Spin chemistry is an important frontier in catalysis, offering a pathway to enhance electrocatalyst performance by leveraging spin-regulated reaction mechanisms. In electrocatalytic nitrogen reduction reaction (NRR), regulating the spin state of catalysts or modifying the adsorption behavior of active sites can optimize the reaction pathway and accelerate the development of efficient, green ammonia synthesis processes. This review outlines recent theoretical and experimental advances in spin-regulated NRR, including novel electrocatalysts and anion exchange strategies based on heteroatom-doped porous carbon. It further summarizes electron spin generation mechanisms, regulation strategies, and influencing factors. The g-tensor is recognized as a critical parameter reflecting spin-specific environments. Applications of spin effects are also discussed in reaction mechanism studies and detection technologies such as ESR and ESEM. The role of electron spin in electrochemical nitrogen fixation is reviewed from two key perspectives:

(1) Regulating active sites in NRR. Due to the inertness and high bond energy of nonpolar N₂ molecules, identifying effective active sites remains a major bottleneck in industrial NRR. Spin regulation, particularly through the application of external magnetic fields, can alter the surface electronic states of catalysts and enhance N₂ adsorption. This strategy facilitates the development of multi-site catalysts with improved selectivity and more precise binding between the reactants and the active sites.
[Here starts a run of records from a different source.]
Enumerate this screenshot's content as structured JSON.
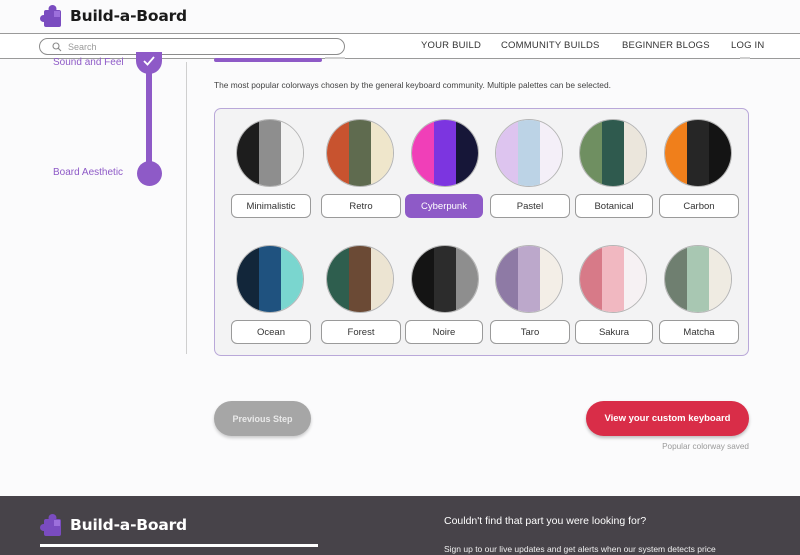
{
  "header": {
    "brand": "Build-a-Board",
    "search_placeholder": "Search",
    "nav": [
      "YOUR BUILD",
      "COMMUNITY BUILDS",
      "BEGINNER BLOGS",
      "LOG IN"
    ]
  },
  "stepper": {
    "steps": [
      {
        "label": "Sound and Feel",
        "state": "completed"
      },
      {
        "label": "Board Aesthetic",
        "state": "current"
      }
    ]
  },
  "section": {
    "description": "The most popular colorways chosen by the general keyboard community. Multiple palettes can be selected."
  },
  "palettes": [
    {
      "name": "Minimalistic",
      "colors": [
        "#1d1d1d",
        "#8e8e8e",
        "#f2f2f2"
      ],
      "selected": false
    },
    {
      "name": "Retro",
      "colors": [
        "#c8532f",
        "#5f6b4f",
        "#efe6cb"
      ],
      "selected": false
    },
    {
      "name": "Cyberpunk",
      "colors": [
        "#f03fb8",
        "#7c35e0",
        "#161638"
      ],
      "selected": true
    },
    {
      "name": "Pastel",
      "colors": [
        "#ddc4ef",
        "#bcd3e6",
        "#f4eff8"
      ],
      "selected": false
    },
    {
      "name": "Botanical",
      "colors": [
        "#6f8f61",
        "#2f5a4e",
        "#ebe6dc"
      ],
      "selected": false
    },
    {
      "name": "Carbon",
      "colors": [
        "#f07f1b",
        "#262626",
        "#141414"
      ],
      "selected": false
    },
    {
      "name": "Ocean",
      "colors": [
        "#12263a",
        "#1f527f",
        "#7ad6cf"
      ],
      "selected": false
    },
    {
      "name": "Forest",
      "colors": [
        "#2e5e4e",
        "#6b4a35",
        "#ece4d2"
      ],
      "selected": false
    },
    {
      "name": "Noire",
      "colors": [
        "#141414",
        "#2c2c2c",
        "#8e8e8e"
      ],
      "selected": false
    },
    {
      "name": "Taro",
      "colors": [
        "#8e7aa5",
        "#bca8cb",
        "#f3eee7"
      ],
      "selected": false
    },
    {
      "name": "Sakura",
      "colors": [
        "#d77a88",
        "#f1b8c1",
        "#f6f1f3"
      ],
      "selected": false
    },
    {
      "name": "Matcha",
      "colors": [
        "#6f7f70",
        "#a8c7b2",
        "#efebe2"
      ],
      "selected": false
    }
  ],
  "actions": {
    "previous": "Previous Step",
    "view": "View your custom keyboard",
    "saved_note": "Popular colorway saved"
  },
  "footer": {
    "brand": "Build-a-Board",
    "heading": "Couldn't find that part you were looking for?",
    "subtext": "Sign up to our live updates and get alerts when our system detects price"
  },
  "colors": {
    "accent": "#8e5ac7",
    "cta": "#d92d48",
    "footer_bg": "#474349"
  }
}
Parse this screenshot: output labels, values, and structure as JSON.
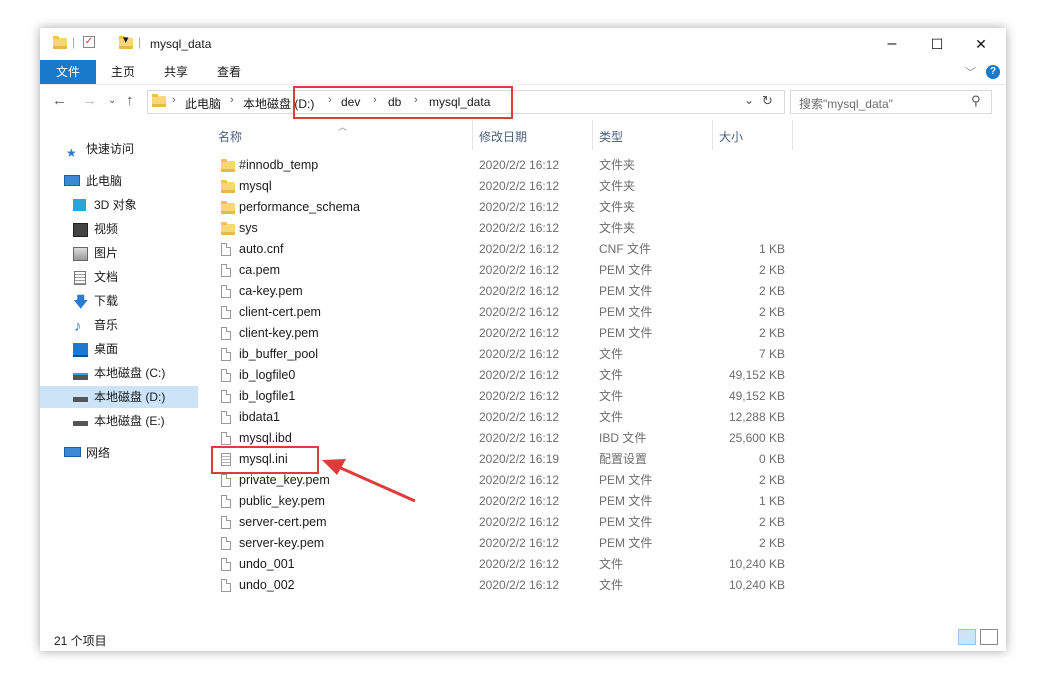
{
  "window": {
    "title": "mysql_data",
    "controls": {
      "minimize": "–",
      "maximize": "☐",
      "close": "✕"
    }
  },
  "ribbon": {
    "tabs": [
      "文件",
      "主页",
      "共享",
      "查看"
    ],
    "help": "?"
  },
  "address": {
    "breadcrumbs": [
      "此电脑",
      "本地磁盘 (D:)",
      "dev",
      "db",
      "mysql_data"
    ],
    "search_placeholder": "搜索\"mysql_data\""
  },
  "nav": {
    "items": [
      {
        "label": "快速访问",
        "icon": "star-icon"
      },
      {
        "label": "此电脑",
        "icon": "computer-icon"
      },
      {
        "label": "3D 对象",
        "icon": "cube-icon"
      },
      {
        "label": "视频",
        "icon": "video-icon"
      },
      {
        "label": "图片",
        "icon": "picture-icon"
      },
      {
        "label": "文档",
        "icon": "document-icon"
      },
      {
        "label": "下载",
        "icon": "download-icon"
      },
      {
        "label": "音乐",
        "icon": "music-icon"
      },
      {
        "label": "桌面",
        "icon": "desktop-icon"
      },
      {
        "label": "本地磁盘 (C:)",
        "icon": "drive-icon"
      },
      {
        "label": "本地磁盘 (D:)",
        "icon": "drive-icon",
        "selected": true
      },
      {
        "label": "本地磁盘 (E:)",
        "icon": "drive-icon"
      },
      {
        "label": "网络",
        "icon": "network-icon"
      }
    ]
  },
  "columns": [
    "名称",
    "修改日期",
    "类型",
    "大小"
  ],
  "files": [
    {
      "name": "#innodb_temp",
      "date": "2020/2/2 16:12",
      "type": "文件夹",
      "size": "",
      "kind": "folder"
    },
    {
      "name": "mysql",
      "date": "2020/2/2 16:12",
      "type": "文件夹",
      "size": "",
      "kind": "folder"
    },
    {
      "name": "performance_schema",
      "date": "2020/2/2 16:12",
      "type": "文件夹",
      "size": "",
      "kind": "folder"
    },
    {
      "name": "sys",
      "date": "2020/2/2 16:12",
      "type": "文件夹",
      "size": "",
      "kind": "folder"
    },
    {
      "name": "auto.cnf",
      "date": "2020/2/2 16:12",
      "type": "CNF 文件",
      "size": "1 KB",
      "kind": "file"
    },
    {
      "name": "ca.pem",
      "date": "2020/2/2 16:12",
      "type": "PEM 文件",
      "size": "2 KB",
      "kind": "file"
    },
    {
      "name": "ca-key.pem",
      "date": "2020/2/2 16:12",
      "type": "PEM 文件",
      "size": "2 KB",
      "kind": "file"
    },
    {
      "name": "client-cert.pem",
      "date": "2020/2/2 16:12",
      "type": "PEM 文件",
      "size": "2 KB",
      "kind": "file"
    },
    {
      "name": "client-key.pem",
      "date": "2020/2/2 16:12",
      "type": "PEM 文件",
      "size": "2 KB",
      "kind": "file"
    },
    {
      "name": "ib_buffer_pool",
      "date": "2020/2/2 16:12",
      "type": "文件",
      "size": "7 KB",
      "kind": "file"
    },
    {
      "name": "ib_logfile0",
      "date": "2020/2/2 16:12",
      "type": "文件",
      "size": "49,152 KB",
      "kind": "file"
    },
    {
      "name": "ib_logfile1",
      "date": "2020/2/2 16:12",
      "type": "文件",
      "size": "49,152 KB",
      "kind": "file"
    },
    {
      "name": "ibdata1",
      "date": "2020/2/2 16:12",
      "type": "文件",
      "size": "12,288 KB",
      "kind": "file"
    },
    {
      "name": "mysql.ibd",
      "date": "2020/2/2 16:12",
      "type": "IBD 文件",
      "size": "25,600 KB",
      "kind": "file"
    },
    {
      "name": "mysql.ini",
      "date": "2020/2/2 16:19",
      "type": "配置设置",
      "size": "0 KB",
      "kind": "ini"
    },
    {
      "name": "private_key.pem",
      "date": "2020/2/2 16:12",
      "type": "PEM 文件",
      "size": "2 KB",
      "kind": "file"
    },
    {
      "name": "public_key.pem",
      "date": "2020/2/2 16:12",
      "type": "PEM 文件",
      "size": "1 KB",
      "kind": "file"
    },
    {
      "name": "server-cert.pem",
      "date": "2020/2/2 16:12",
      "type": "PEM 文件",
      "size": "2 KB",
      "kind": "file"
    },
    {
      "name": "server-key.pem",
      "date": "2020/2/2 16:12",
      "type": "PEM 文件",
      "size": "2 KB",
      "kind": "file"
    },
    {
      "name": "undo_001",
      "date": "2020/2/2 16:12",
      "type": "文件",
      "size": "10,240 KB",
      "kind": "file"
    },
    {
      "name": "undo_002",
      "date": "2020/2/2 16:12",
      "type": "文件",
      "size": "10,240 KB",
      "kind": "file"
    }
  ],
  "status": {
    "count": "21 个项目"
  },
  "colors": {
    "accent": "#1979ca",
    "annotation": "#e03a3a",
    "selected": "#cce4f7"
  }
}
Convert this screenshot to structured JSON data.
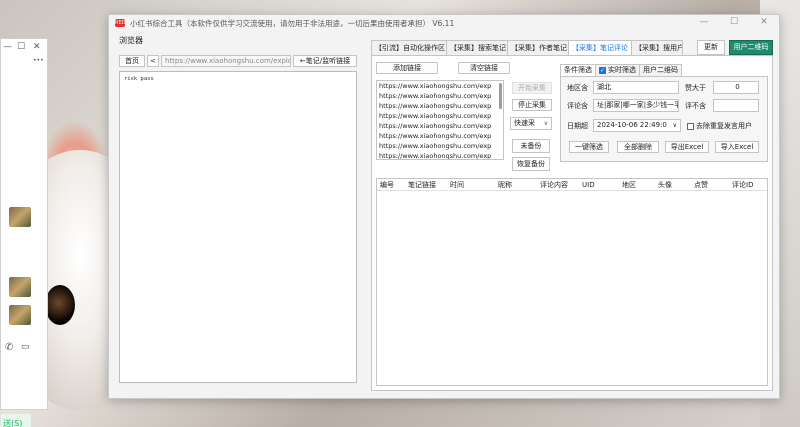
{
  "bg_window": {
    "controls": [
      "—",
      "☐",
      "✕"
    ],
    "more": "•••",
    "green_text": "送(S)"
  },
  "app": {
    "icon_text": "RED",
    "title": "小红书综合工具（本软件仅供学习交流使用，请勿用于非法用途，一切后果由使用者承担） V6.11",
    "accent": "#1a73e8",
    "brand": "#1e8b6e"
  },
  "browser": {
    "label": "浏览器",
    "home": "首页",
    "back": "<",
    "url": "https://www.xiaohongshu.com/explore",
    "monitor": "←笔记/监听链接",
    "content": "risk pass"
  },
  "tabs": [
    "【引流】自动化操作区",
    "【采集】搜索笔记",
    "【采集】作者笔记",
    "【采集】笔记评论",
    "【采集】搜用户"
  ],
  "active_tab": 3,
  "refresh": "更新",
  "qrcode": "用户二维码",
  "panel": {
    "add_link": "添加链接",
    "clear_link": "清空链接",
    "links": [
      "https://www.xiaohongshu.com/exp",
      "https://www.xiaohongshu.com/exp",
      "https://www.xiaohongshu.com/exp",
      "https://www.xiaohongshu.com/exp",
      "https://www.xiaohongshu.com/exp",
      "https://www.xiaohongshu.com/exp",
      "https://www.xiaohongshu.com/exp",
      "https://www.xiaohongshu.com/exp"
    ],
    "start": "开始采集",
    "stop": "停止采集",
    "speed": "快速采",
    "unbackup": "未备份",
    "restore": "恢复备份"
  },
  "filter": {
    "tab_condition": "条件筛选",
    "tab_realtime": "实时筛选",
    "tab_qrcode": "用户二维码",
    "region_label": "地区含",
    "region_value": "湖北",
    "likes_label": "赞大于",
    "likes_value": "0",
    "comment_label": "评论含",
    "comment_value": "址|那家|哪一家|多少钱一平",
    "exclude_label": "评不含",
    "exclude_value": "",
    "date_label": "日期超",
    "date_value": "2024-10-06 22:49:0",
    "dedup_label": "去除重复发言用户",
    "one_click": "一键筛选",
    "delete_all": "全部删除",
    "export": "导出Excel",
    "import": "导入Excel"
  },
  "table": {
    "columns": [
      "编号",
      "笔记链接",
      "时间",
      "昵称",
      "评论内容",
      "UID",
      "地区",
      "头像",
      "点赞",
      "评论ID"
    ]
  }
}
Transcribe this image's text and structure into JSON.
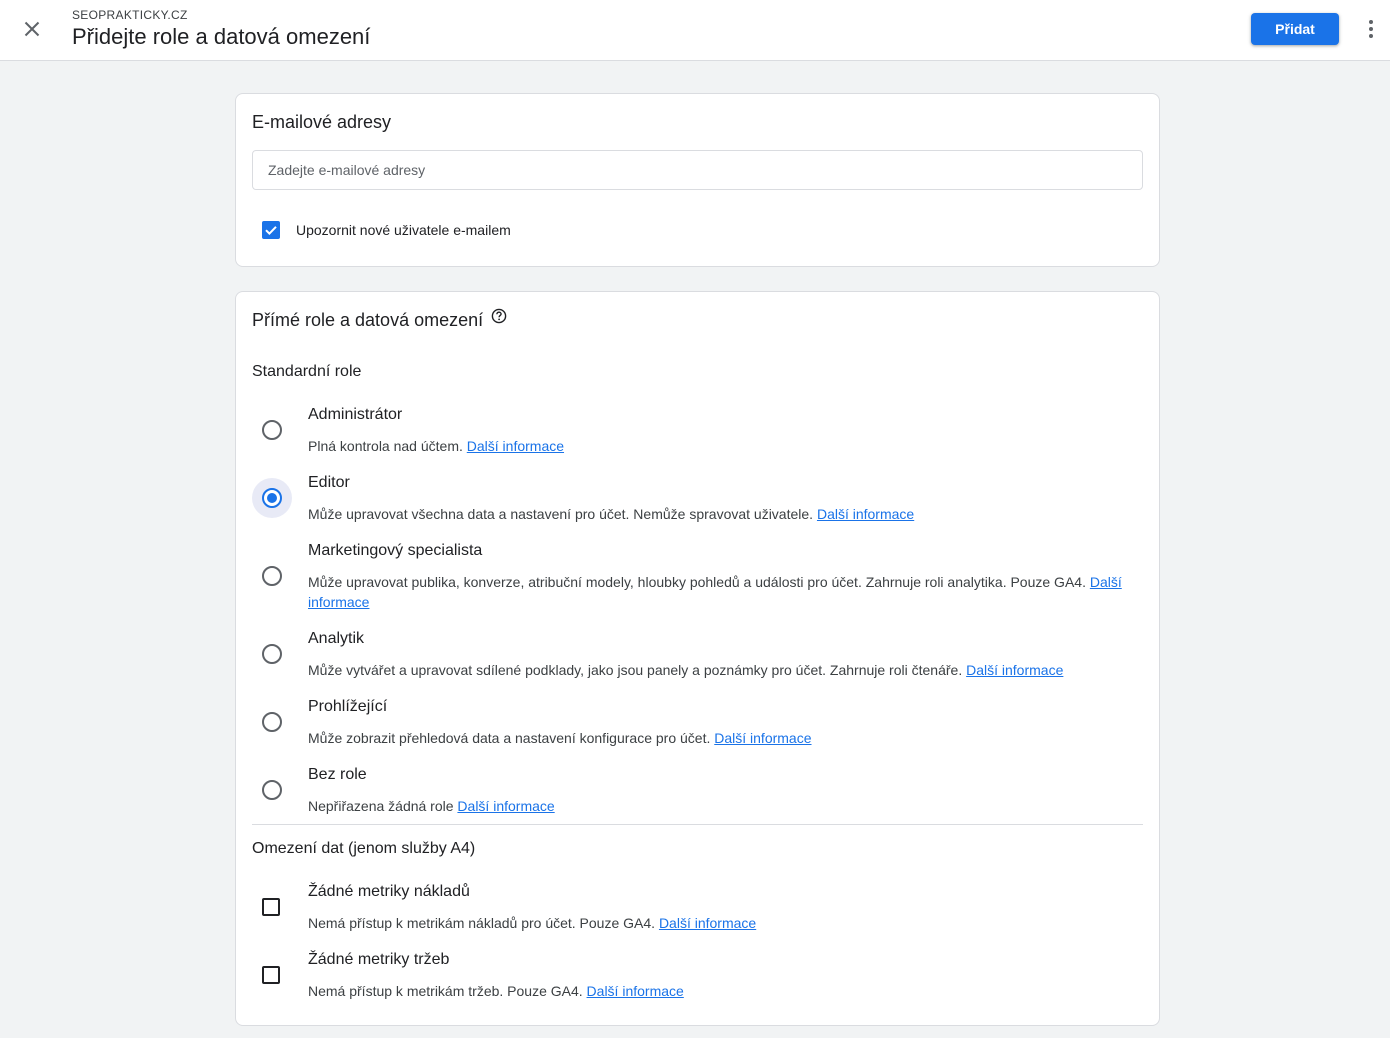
{
  "header": {
    "account": "SEOPRAKTICKY.CZ",
    "title": "Přidejte role a datová omezení",
    "add_label": "Přidat"
  },
  "email_card": {
    "title": "E-mailové adresy",
    "placeholder": "Zadejte e-mailové adresy",
    "value": "",
    "notify_label": "Upozornit nové uživatele e-mailem",
    "notify_checked": true
  },
  "roles_card": {
    "title": "Přímé role a datová omezení",
    "standard_label": "Standardní role",
    "more_info": "Další informace",
    "roles": [
      {
        "title": "Administrátor",
        "desc": "Plná kontrola nad účtem.",
        "selected": false
      },
      {
        "title": "Editor",
        "desc": "Může upravovat všechna data a nastavení pro účet. Nemůže spravovat uživatele.",
        "selected": true
      },
      {
        "title": "Marketingový specialista",
        "desc": "Může upravovat publika, konverze, atribuční modely, hloubky pohledů a události pro účet. Zahrnuje roli analytika. Pouze GA4.",
        "selected": false
      },
      {
        "title": "Analytik",
        "desc": "Může vytvářet a upravovat sdílené podklady, jako jsou panely a poznámky pro účet. Zahrnuje roli čtenáře.",
        "selected": false
      },
      {
        "title": "Prohlížející",
        "desc": "Může zobrazit přehledová data a nastavení konfigurace pro účet.",
        "selected": false
      },
      {
        "title": "Bez role",
        "desc": "Nepřiřazena žádná role",
        "selected": false
      }
    ],
    "data_label": "Omezení dat (jenom služby A4)",
    "restrictions": [
      {
        "title": "Žádné metriky nákladů",
        "desc": "Nemá přístup k metrikám nákladů pro účet. Pouze GA4.",
        "checked": false
      },
      {
        "title": "Žádné metriky tržeb",
        "desc": "Nemá přístup k metrikám tržeb. Pouze GA4.",
        "checked": false
      }
    ]
  },
  "colors": {
    "accent": "#1a73e8",
    "background": "#f1f3f4"
  }
}
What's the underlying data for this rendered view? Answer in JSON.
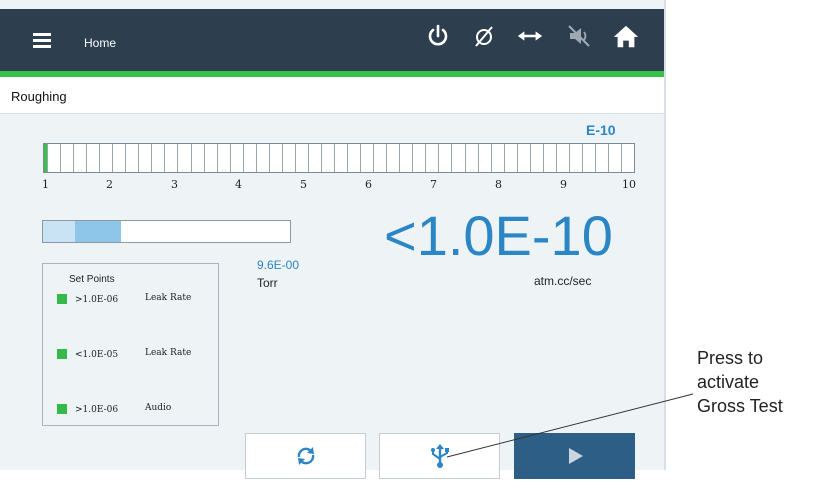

(2) Expanding to other reactions. As an intrinsic electron property, spin also affects reactions such as HER, ORR, and CO₂RR. Understanding spin regulation mechanisms across systems could provide broader insight into reaction kinetics and catalyst design.

Although spin-regulation research is still in its early stages, it shows strong potential for advancing both fundamental understanding and practical applications in electrocatalysis.